Radiation treatment could reduce frequency of injections

Posted: Tuesday 02 July 2024
Researcher in laboratory with syringe

A new study led by researchers from King's College London and King's College Hospital NHS Foundation Trust has shown that radiation could significantly reduce the number of injections needed to treat wet age-related macular degeneration (AMD).

The study, published in The Lancet, demonstrated that a custom-built robotic system can deliver a safe dose of radiation directly to the eye affected by wet AMD. This one-time, minimally invasive procedure is followed by standard treatment of anti-VEGF injections.

Reduce frequency of injections

The study’s results indicate that this method could reduce the need for frequent injections by up to 25%, as the radiation reduces inflammation, scarring and the formation of new blood vessels.

The robot used in the study, to deliver the radiation, employs three beams of focused radiation to precisely target the diseased part of the eye. According to the study, each patient treated with the robotic system could save the NHS £565 over the first two years, compared to those receiving traditional treatment.

Landmark trial

Professor Tim Jackson, the consultant ophthalmic surgeon who led the study, emphasised the significance of the findings.

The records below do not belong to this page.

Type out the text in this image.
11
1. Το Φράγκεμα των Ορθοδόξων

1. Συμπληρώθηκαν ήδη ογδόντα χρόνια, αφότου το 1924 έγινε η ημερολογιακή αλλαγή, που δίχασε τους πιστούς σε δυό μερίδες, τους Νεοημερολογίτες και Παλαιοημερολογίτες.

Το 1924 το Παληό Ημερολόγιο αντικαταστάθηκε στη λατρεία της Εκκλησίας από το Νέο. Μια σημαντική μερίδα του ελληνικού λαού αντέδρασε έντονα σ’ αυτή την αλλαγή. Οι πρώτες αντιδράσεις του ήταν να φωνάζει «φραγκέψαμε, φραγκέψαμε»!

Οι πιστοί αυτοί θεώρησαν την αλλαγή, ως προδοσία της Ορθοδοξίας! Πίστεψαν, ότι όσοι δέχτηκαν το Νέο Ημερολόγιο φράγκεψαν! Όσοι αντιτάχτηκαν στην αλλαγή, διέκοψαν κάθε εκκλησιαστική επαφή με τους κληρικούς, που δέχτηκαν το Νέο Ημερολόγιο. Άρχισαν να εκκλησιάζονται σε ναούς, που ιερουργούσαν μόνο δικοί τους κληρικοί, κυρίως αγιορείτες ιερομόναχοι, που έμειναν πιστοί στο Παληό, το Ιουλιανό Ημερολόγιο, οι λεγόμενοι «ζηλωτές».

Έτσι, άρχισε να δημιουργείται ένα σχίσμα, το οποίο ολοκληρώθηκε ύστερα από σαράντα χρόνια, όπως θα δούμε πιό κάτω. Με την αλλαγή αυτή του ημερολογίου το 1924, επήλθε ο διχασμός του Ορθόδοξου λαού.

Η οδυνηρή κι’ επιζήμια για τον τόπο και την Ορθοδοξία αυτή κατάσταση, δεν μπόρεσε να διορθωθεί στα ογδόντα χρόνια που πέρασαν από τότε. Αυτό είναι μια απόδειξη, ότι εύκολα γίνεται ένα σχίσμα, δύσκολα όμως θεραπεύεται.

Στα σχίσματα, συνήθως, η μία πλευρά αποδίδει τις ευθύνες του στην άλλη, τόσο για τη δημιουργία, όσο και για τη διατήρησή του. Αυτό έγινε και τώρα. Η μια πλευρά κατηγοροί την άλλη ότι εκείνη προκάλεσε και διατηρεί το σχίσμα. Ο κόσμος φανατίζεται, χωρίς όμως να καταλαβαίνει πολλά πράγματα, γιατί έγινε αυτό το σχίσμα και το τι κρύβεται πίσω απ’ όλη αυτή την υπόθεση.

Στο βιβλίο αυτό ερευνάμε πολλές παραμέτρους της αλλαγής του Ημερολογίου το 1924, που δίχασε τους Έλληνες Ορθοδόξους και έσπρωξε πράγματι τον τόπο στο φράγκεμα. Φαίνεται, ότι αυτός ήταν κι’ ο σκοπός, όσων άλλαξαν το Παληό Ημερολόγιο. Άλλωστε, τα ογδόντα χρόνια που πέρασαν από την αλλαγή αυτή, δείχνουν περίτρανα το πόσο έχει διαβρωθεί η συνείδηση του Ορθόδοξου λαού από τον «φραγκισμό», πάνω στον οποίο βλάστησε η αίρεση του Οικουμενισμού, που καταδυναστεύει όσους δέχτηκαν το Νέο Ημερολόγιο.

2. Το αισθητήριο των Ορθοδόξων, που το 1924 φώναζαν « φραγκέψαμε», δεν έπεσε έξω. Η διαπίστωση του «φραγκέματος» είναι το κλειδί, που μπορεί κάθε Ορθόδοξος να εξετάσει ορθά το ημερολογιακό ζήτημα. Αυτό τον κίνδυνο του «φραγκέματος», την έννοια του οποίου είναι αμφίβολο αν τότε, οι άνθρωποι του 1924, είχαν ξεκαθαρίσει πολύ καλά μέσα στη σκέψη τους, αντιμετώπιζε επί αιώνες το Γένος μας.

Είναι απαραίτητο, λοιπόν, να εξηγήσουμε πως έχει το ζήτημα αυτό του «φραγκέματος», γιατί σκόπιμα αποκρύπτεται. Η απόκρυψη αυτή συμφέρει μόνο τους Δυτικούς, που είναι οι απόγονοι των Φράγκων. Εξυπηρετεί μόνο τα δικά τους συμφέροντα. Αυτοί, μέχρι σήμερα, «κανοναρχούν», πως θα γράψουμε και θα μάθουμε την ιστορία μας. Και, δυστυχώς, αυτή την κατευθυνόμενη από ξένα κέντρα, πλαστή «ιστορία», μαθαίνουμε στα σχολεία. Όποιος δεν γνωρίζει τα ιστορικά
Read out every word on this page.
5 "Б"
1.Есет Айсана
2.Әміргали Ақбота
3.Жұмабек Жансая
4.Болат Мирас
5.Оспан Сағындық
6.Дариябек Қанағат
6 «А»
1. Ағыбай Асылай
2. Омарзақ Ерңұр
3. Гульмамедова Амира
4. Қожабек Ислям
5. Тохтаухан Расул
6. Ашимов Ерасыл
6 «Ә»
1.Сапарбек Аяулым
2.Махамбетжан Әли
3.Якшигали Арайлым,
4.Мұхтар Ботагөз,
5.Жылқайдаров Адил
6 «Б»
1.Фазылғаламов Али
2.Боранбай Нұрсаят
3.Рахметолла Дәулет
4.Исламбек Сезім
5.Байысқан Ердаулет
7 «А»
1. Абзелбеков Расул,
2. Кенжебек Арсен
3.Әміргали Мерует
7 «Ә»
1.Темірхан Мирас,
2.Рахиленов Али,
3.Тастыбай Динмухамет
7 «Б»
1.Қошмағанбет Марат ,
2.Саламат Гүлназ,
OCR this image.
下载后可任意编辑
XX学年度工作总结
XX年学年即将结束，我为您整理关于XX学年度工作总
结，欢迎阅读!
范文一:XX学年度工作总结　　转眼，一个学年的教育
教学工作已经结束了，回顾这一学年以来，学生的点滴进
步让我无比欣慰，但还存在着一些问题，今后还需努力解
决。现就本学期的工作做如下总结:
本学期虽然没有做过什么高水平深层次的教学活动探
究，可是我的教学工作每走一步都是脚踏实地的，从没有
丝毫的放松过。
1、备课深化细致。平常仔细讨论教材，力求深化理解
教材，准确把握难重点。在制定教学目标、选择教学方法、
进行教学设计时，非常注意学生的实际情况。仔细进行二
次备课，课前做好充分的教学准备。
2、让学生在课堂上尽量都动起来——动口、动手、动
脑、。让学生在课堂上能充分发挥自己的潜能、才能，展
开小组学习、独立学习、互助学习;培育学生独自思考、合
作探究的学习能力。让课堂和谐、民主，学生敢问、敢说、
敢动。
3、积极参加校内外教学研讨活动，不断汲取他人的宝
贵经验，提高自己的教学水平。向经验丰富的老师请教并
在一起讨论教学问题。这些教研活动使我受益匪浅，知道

He said: “With this purpose-built robotic system, we can target the macula with incredible precision, reducing the number of injections needed and thus easing the burden on patients.”

The study, which has been described as a "landmark trial", involved 411 participants across 30 NHS hospitals and received joint funding from the National Institute for Health and Care Research (NIHR) and the Medical Research Council (MRC). The Macular Society supported the study by helping to recruit participants.